Seven years ago, my apparently well 26 year old son, Toby, died in his sleep of SUDEP—sudden unexplained death in epilepsy. Undiagnosed, he had bitten his tongue, quite severely, in his sleep one year previously. It was devastating to us as a family and to his friends.
I had never heard of SUDEP. I was not alone; even in 2011, neither had 76% of Canadian paediatricians caring for people with epilepsy.  I knew, as a paediatric cardiac surgeon, that there were up to 1000 young victims of sudden cardiac death (SCD) each year in the UK, including famous footballing victims. I did not know of the similar annual number of SUDEP deaths. Nor did I know about the disparity in research funding (cardiac research has up to 10x more funding than epilepsy research), the social stigma associated with epilepsy (persisting from the days of locking epileptics in asylums), the unwillingness of many neurologists to discuss the risk of SUDEP with their patients, or the challenges a family faces when the place of death, often the home, is treated as a crime scene. Many SUDEP deaths occur at night, and the most common causes of death in the second and third decades include suicide and accidental drug poisoning. That is what the police must assume, and there is usually a post mortem and sometimes an inquest.
Over recent years, and largely because of pressure from bereaved families, research into SUDEP has increased. There are specialist teams, for example at UCL, part of the NIH “Center without Walls” for SUDEP research, and there is now an Epilepsy Deaths Register in the UK, but overall awareness remains low. What is known is that there are established risk factors for SUDEP, including frequent, and or chronic generalised tonic-clonic seizure’s (GTCS), either no or high dose anti-epileptic drugs (AEDs), nocturnal seizures, prone position, women of child-bearing age, and recent changes in therapy. A proportion has no previous diagnosis of epilepsy.
The final common pathway for death is probably a ventricular dysrhythmia, perhaps induced by hypoxia in the postictal state. And research has demonstrated a potential 20% overlap with cardiac dysrhythmias associated with membrane ion channelopathies.
There is much to be learned from both SCD and SUDEP cases. Yet the quality of post-mortems is variable, and the attitude, communication skills, and efficiency of coroner’s services are also something of a post-code lottery. Of course, there are resource issues both in health and justice, as a result of austerity politics, but the mark of a civilised society is how it cares for its young, and preventing avoidable deaths is a laudable aim. Sadly, for epilepsy there is wide geographic variability in service provision, guideline application, quality of supervision, and access to specialist care. Epilepsy is not included in the 5-year forward plan.
Preventative strategies, ranging from alarm devices, implantable defibrillators, and better ADE control to alert dogs need thorough research. The search for a cause requires genetic and metabolic science and above all tissue/blood from victims and their families. Our systems should support this, and definitely not get in the way.

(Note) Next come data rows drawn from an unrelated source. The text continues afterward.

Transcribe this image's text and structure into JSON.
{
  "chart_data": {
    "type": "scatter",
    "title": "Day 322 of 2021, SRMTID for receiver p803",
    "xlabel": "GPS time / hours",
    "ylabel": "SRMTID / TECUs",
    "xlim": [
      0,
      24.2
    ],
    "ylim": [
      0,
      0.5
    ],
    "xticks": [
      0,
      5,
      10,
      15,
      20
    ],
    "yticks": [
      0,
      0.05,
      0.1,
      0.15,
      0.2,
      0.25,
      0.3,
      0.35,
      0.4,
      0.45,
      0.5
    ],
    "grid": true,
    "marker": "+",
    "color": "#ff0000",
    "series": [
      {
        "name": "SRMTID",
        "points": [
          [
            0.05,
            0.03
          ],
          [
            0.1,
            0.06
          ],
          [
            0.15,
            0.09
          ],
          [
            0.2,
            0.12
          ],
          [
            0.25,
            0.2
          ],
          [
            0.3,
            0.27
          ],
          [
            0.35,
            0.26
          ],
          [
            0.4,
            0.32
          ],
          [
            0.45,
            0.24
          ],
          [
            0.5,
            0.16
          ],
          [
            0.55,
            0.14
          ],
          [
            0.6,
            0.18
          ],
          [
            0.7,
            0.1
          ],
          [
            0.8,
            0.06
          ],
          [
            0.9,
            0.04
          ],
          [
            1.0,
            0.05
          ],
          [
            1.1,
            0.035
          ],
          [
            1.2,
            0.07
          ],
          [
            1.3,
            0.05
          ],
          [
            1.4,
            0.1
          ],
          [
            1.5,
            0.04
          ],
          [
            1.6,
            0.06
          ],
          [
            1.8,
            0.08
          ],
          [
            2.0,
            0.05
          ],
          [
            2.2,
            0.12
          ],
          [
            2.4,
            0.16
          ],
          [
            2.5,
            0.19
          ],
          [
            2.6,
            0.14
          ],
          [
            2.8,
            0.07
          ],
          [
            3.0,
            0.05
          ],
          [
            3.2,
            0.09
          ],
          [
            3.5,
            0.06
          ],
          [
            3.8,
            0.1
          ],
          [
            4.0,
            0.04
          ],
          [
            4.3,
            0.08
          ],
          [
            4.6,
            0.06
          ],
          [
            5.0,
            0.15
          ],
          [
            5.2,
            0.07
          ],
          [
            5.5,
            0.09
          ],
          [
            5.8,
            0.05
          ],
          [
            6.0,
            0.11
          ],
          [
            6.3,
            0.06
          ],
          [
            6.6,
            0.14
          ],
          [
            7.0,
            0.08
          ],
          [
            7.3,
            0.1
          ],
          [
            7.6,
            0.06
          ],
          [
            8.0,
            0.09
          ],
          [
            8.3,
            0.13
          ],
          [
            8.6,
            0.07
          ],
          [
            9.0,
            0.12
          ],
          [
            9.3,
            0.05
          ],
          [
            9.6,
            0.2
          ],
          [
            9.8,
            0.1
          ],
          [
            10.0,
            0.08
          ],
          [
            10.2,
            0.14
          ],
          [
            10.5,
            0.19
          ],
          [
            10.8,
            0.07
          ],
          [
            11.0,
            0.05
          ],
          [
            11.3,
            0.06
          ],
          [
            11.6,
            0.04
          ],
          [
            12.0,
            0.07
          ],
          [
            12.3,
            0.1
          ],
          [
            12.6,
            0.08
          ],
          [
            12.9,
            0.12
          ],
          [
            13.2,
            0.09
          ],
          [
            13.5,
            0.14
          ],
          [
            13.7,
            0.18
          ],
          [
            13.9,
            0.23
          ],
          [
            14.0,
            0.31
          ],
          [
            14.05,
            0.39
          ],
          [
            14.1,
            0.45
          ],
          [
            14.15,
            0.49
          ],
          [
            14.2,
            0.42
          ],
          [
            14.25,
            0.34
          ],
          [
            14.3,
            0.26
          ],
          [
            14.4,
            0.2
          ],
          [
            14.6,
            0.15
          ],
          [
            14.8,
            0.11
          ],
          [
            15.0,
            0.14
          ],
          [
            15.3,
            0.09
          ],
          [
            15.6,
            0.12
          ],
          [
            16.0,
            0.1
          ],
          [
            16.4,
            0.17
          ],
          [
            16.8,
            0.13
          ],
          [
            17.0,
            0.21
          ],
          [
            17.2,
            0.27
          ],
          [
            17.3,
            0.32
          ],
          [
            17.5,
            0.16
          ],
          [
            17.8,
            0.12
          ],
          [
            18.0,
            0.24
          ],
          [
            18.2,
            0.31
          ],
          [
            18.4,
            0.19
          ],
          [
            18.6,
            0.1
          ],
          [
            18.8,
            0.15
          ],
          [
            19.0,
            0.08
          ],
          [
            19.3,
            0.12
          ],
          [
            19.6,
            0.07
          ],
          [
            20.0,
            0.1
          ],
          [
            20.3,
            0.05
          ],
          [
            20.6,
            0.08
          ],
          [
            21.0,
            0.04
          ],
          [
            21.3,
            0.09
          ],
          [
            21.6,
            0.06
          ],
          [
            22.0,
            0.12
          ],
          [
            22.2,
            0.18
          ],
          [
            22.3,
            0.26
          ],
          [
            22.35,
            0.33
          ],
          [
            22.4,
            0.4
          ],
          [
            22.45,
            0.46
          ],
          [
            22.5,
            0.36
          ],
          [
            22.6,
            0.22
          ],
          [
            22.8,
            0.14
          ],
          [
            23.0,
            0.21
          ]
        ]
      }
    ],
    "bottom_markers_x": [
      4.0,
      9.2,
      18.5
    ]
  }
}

Based on my own experience and that of other families, it is my view that we still need to raise awareness of both SUDEP and SCD. Epilepsy services must be redesigned, with rapid access to expert care and the post-code lottery abolished. All newly diagnosed patients with epilepsy should have a cardiac assessment. Post-mortem quality should be improved and tissue sent routinely to expert teams, and all clinical history data should go into a register, for both SCD and SUDEP cases. All coroners should encourage the science, not hinder it. A declaration of death by natural causes does not help.
Finally, bereaved families may need a great deal of support to get on with their lives. The effects never disappear. You don’t “get over it” or “move on”, you are, quite simply, changed.